2) Any given product from the a supply chain depends on:
A) cheap transportation (i.e. cheap hydrocarbon fuels)
B) cheap energy (i.e. electrity and heat)
C) other supply chains that provide parts, infrastructure, transportation, communication, etc.
The problem is that as oil gets more expensive (forget running out, it never happens), and the energy return drops,
there comes a point where it's no longer possible to keep the world's supply chains running.
First the peripheral chains of less essential goods drop out, but eventually,
even the supply chains that maintain the process of energy production are no longer sustainable. If nothing is done to mitigate that problem ahead of time, we see a cascade failure of supply chains tha happens suddenly, and from the viewpoint of our human lifetime, irrevocably.
It's not a problem with
oil, it's a
systems problem of effectively using energy to keep goods and services moving in an organized way at a scale sufficient to keep everyone fed and clothed and sheltered from the environment. We can slow this down with conservation and the greater use of natural gas and coal, but in an international free market capitalist system, we can't really stop it. There's always someone willing to buy, regardless of consequences to others.

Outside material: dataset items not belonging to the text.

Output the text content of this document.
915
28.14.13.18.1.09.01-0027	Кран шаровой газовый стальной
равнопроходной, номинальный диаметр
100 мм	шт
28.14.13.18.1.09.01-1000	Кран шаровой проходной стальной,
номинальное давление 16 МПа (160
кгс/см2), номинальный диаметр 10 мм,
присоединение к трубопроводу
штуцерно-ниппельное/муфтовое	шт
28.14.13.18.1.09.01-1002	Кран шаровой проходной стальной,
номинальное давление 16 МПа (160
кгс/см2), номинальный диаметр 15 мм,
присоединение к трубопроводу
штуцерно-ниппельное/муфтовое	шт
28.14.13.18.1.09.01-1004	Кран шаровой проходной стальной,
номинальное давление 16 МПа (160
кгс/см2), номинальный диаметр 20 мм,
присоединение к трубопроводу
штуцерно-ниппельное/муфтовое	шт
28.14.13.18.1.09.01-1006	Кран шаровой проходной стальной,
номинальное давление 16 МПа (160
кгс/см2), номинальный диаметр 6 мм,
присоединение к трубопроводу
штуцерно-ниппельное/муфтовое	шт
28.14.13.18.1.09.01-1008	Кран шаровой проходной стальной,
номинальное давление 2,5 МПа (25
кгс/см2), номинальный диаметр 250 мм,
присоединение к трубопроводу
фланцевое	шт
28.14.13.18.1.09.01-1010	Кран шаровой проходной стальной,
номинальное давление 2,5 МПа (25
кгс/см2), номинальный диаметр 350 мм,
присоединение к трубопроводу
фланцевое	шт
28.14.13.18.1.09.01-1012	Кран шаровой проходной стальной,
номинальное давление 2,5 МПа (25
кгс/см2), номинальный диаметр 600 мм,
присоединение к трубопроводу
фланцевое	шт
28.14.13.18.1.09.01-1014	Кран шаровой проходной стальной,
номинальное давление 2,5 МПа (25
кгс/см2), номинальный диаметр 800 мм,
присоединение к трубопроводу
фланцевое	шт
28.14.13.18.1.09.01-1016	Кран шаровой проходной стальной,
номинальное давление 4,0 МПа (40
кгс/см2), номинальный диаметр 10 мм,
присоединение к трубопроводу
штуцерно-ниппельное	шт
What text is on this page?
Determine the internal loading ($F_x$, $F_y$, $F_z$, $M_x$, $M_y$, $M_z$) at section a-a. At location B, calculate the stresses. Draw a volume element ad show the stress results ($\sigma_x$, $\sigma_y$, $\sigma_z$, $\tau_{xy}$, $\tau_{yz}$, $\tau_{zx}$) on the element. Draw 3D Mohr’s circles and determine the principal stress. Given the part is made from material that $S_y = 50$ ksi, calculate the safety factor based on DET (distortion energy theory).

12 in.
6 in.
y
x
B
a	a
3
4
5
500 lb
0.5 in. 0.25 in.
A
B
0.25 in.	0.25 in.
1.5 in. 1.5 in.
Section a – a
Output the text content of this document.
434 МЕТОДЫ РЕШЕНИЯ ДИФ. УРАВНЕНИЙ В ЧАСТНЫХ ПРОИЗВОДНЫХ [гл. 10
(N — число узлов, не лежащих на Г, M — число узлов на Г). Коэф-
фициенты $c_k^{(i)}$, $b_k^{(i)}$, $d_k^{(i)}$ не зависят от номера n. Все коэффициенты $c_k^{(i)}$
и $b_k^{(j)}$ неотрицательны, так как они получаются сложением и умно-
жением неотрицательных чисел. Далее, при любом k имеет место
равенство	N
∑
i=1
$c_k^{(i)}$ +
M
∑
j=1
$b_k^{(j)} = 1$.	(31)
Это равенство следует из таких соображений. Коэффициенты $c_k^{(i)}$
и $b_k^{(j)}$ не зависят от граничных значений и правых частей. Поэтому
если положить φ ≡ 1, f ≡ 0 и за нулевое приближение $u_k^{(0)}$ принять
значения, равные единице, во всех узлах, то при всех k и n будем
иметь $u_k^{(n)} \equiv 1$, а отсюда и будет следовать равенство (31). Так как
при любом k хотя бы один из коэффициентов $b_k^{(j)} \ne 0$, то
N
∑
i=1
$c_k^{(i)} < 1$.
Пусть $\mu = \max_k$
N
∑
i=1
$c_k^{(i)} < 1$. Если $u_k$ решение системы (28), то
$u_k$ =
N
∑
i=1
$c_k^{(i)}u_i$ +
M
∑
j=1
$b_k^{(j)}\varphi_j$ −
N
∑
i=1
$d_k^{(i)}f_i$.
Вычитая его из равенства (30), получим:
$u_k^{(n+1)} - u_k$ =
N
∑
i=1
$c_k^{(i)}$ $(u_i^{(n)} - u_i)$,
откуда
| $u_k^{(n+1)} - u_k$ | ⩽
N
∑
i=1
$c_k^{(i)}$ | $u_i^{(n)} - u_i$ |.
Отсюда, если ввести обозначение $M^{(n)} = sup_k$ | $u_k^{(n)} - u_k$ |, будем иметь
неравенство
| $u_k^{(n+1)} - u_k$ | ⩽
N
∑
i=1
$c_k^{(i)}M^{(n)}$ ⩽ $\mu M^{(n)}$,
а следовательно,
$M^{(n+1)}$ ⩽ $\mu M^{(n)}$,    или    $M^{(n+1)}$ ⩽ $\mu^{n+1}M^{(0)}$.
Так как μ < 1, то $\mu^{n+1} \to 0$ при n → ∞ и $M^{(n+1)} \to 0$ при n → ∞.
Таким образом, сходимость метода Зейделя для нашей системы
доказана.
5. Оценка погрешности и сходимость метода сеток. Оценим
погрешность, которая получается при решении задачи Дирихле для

And this, in a nutshell, is the problem of peak oil.
Currently, we have cheap oil enough left for about 40 years, assuming we all share and share alike, no country hoards, the Middle East stays quiet and we all sing "Kumbayah." If the 45 - 75% actual recovery vs. technical recovery ratio holds (
http://en.wikipedia.org/wiki/Extraction_of_petroleum), we run out of the good stuff in 20 - 30 years. Well, not run
out exactly, but we'll be on the long tail. There'll be oil here and there, just not enough to run an industrial civilization at the present scale.